Coffee farmers in Brazil, Nicaragua, Guatemala, and Costa Rica, some of the largest coffee-producing countries, are expected to spread less fertilizer because of high costs and shortages. A coffee cooperative representing 1,200 farmers in Costa Rica predicts coffee output could slip 15% next year because of soaring fertilizer costs.
The International Fertilizer Development Center (IFDC) warned a reduction in fertilizer use would shrink yields of rice and corn come harvest time. Farmers in China, India, Bangladesh, Indonesia, and Vietnam — the largest rice-producing countries — are spreading less fertilizer, and may result in a 10% reduction in output, equating to about 36 million tons of rice, or enough food to feed a half billion people.
Worse, the price of raising crops has also risen dramatically.
Diesel fuel, which powers most farm equipment, has nearly doubled in price under Joe Biden’s anti-fossil fuel agenda, so every acre produced comes at a higher price — that will be passed on to consumers.

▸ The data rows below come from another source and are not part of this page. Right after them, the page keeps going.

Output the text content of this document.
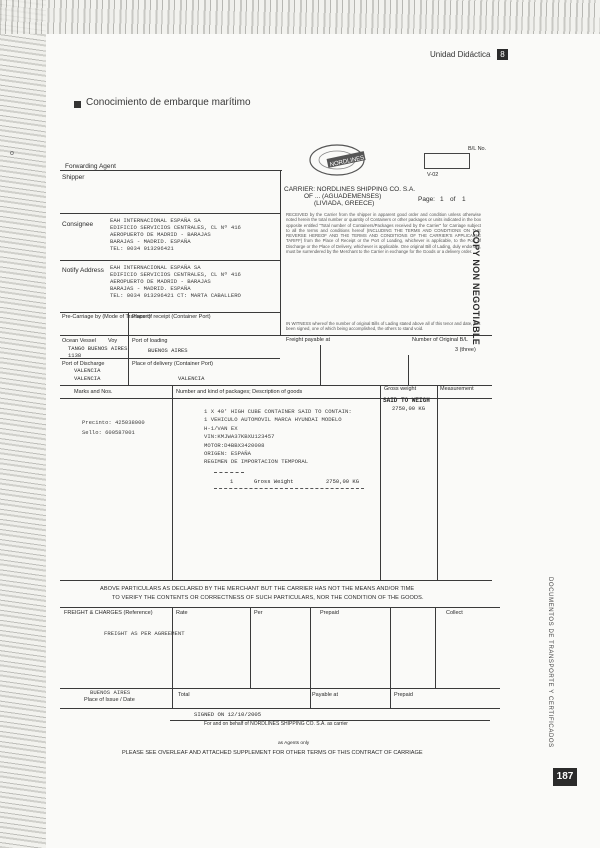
Unidad Didáctica	8
Conocimiento de embarque marítimo
o
Forwarding Agent
Shipper
NORDLINES
B/L No.
V-02
COPY NON NEGOTIABLE
CARRIER: NORDLINES SHIPPING CO. S.A.
OF ... (AGUADEMENSES)
(LIVIADA, GREECE)
Page: 1 of 1
RECEIVED by the Carrier from the shipper in apparent good order and condition unless otherwise noted herein the total number or quantity of Containers or other packages or units indicated in the box opposite entitled "Total number of Containers/Packages received by the Carrier" for Carriage subject to all the terms and conditions hereof (INCLUDING THE TERMS AND CONDITIONS ON THE REVERSE HEREOF AND THE TERMS AND CONDITIONS OF THE CARRIER'S APPLICABLE TARIFF) from the Place of Receipt or the Port of Loading, whichever is applicable, to the Port of Discharge or the Place of Delivery, whichever is applicable. One original Bill of Lading, duly endorsed, must be surrendered by the Merchant to the Carrier in exchange for the Goods or a delivery order.
IN WITNESS whereof the number of original Bills of Lading stated above all of this tenor and date, has been signed, one of which being accomplished, the others to stand void.
Consignee
EAH INTERNACIONAL ESPAÑA SA
EDIFICIO SERVICIOS CENTRALES, CL Nº 416
AEROPUERTO DE MADRID - BARAJAS
BARAJAS - MADRID. ESPAÑA
TEL: 0034 913296421
Notify Address EAH INTERNACIONAL ESPAÑA SA
EDIFICIO SERVICIOS CENTRALES, CL Nº 416
AEROPUERTO DE MADRID - BARAJAS
BARAJAS - MADRID. ESPAÑA
TEL: 0034 913296421 CT: MARTA CABALLERO
Pre-Carriage by (Mode of Transport)
Place of receipt (Container Port)
Ocean Vessel Voy
TANGO BUENOS AIRES
1138
Port of loading
BUENOS AIRES
Port of Discharge
VALENCIA
Place of delivery (Container Port)
VALENCIA
VALENCIA
Freight payable at	Number of Original B/L
3 (three)
Marks and Nos.	Number and kind of packages; Description of goods	Gross weight	Measurement
Precinto: 425038000
Sello: 600587001
1 X 40' HIGH CUBE CONTAINER SAID TO CONTAIN:
1 VEHICULO AUTOMOVIL MARCA HYUNDAI MODELO
H-1/VAN EX
VIN:KMJWA37KBXU123457
MOTOR:D4BBX3420008
ORIGEN: ESPAÑA
REGIMEN DE IMPORTACION TEMPORAL
1	Gross Weight	2750,00 KG
SAID TO WEIGH
2750,00 KG
ABOVE PARTICULARS AS DECLARED BY THE MERCHANT BUT THE CARRIER HAS NOT THE MEANS AND/OR TIME
TO VERIFY THE CONTENTS OR CORRECTNESS OF SUCH PARTICULARS, NOR THE CONDITION OF THE GOODS.
FREIGHT & CHARGES (Reference)	Rate	Per	Prepaid	Collect
FREIGHT AS PER AGREEMENT
BUENOS AIRES
Place of Issue / Date
Total	Payable at	Prepaid
SIGNED ON 12/10/2005
For and on behalf of NORDLINES SHIPPING CO. S.A. as carrier
as Agents only
PLEASE SEE OVERLEAF AND ATTACHED SUPPLEMENT FOR OTHER TERMS OF THIS CONTRACT OF CARRIAGE
DOCUMENTOS DE TRANSPORTE Y CERTIFICADOS
187
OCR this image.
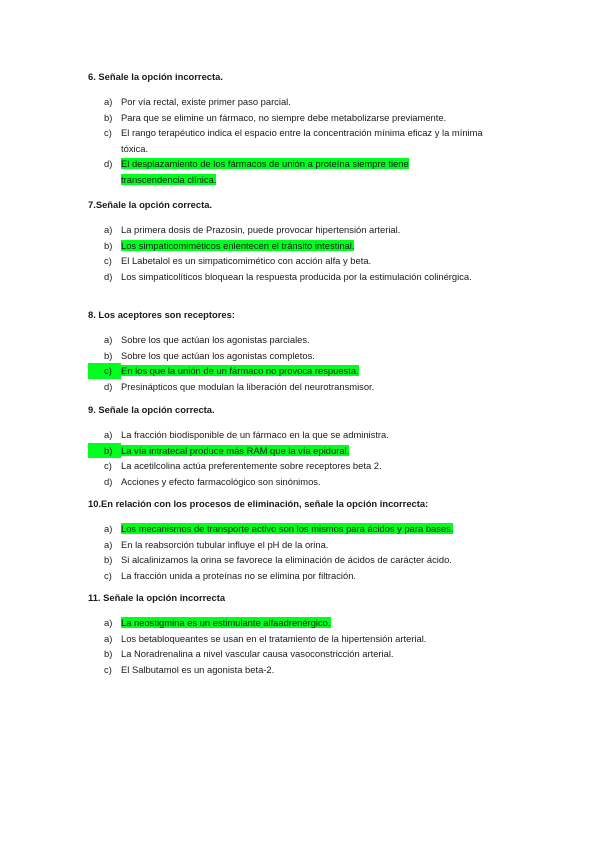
6. Señale la opción incorrecta.
a) Por vía rectal, existe primer paso parcial.
b) Para que se elimine un fármaco, no siempre debe metabolizarse previamente.
c) El rango terapéutico indica el espacio entre la concentración mínima eficaz y la mínima tóxica.
d) El desplazamiento de los fármacos de unión a proteína siempre tiene transcendencia clínica.
7.Señale la opción correcta.
a) La primera dosis de Prazosin, puede provocar hipertensión arterial.
b) Los simpaticomiméticos enlentecen el tránsito intestinal.
c) El Labetalol es un simpaticomimético con acción alfa y beta.
d) Los simpaticolíticos bloquean la respuesta producida por la estimulación colinérgica.
8. Los aceptores son receptores:
a) Sobre los que actúan los agonistas parciales.
b) Sobre los que actúan los agonistas completos.
c) En los que la unión de un fármaco no provoca respuesta.
d) Presinápticos que modulan la liberación del neurotransmisor.
9. Señale la opción correcta.
a) La fracción biodisponible de un fármaco en la que se administra.
b) La vía intratecal produce más RAM que la vía epidural.
c) La acetilcolina actúa preferentemente sobre receptores beta 2.
d) Acciones y efecto farmacológico son sinónimos.
10.En relación con los procesos de eliminación, señale la opción incorrecta:
a) Los mecanismos de transporte activo son los mismos para ácidos y para bases.
a) En la reabsorción tubular influye el pH de la orina.
b) Si alcalinizamos la orina se favorece la eliminación de ácidos de carácter ácido.
c) La fracción unida a proteínas no se elimina por filtración.
11. Señale la opción incorrecta
a) La neostigmina es un estimulante alfaadrenérgico.
a) Los betabloqueantes se usan en el tratamiento de la hipertensión arterial.
b) La Noradrenalina a nivel vascular causa vasoconstricción arterial.
c) El Salbutamol es un agonista beta-2.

Also, the price of fertilizers has risen by hundreds of percent since the spring of 2020 — again, making every acre planted more expensive. Farmers operate at a very small profit margin as it is, so they literally have no choice but to pass on those costs to consumers.
Add in a worsening supply chain crisis as China continues to lock down with every new COVID outbreak, shuttering major ports like the one at Shanghai indefinitely, and it’s no wonder economists worth their salt are forecasting an inflation tsunami that looks set to wipe out savings and put Americans in poverty.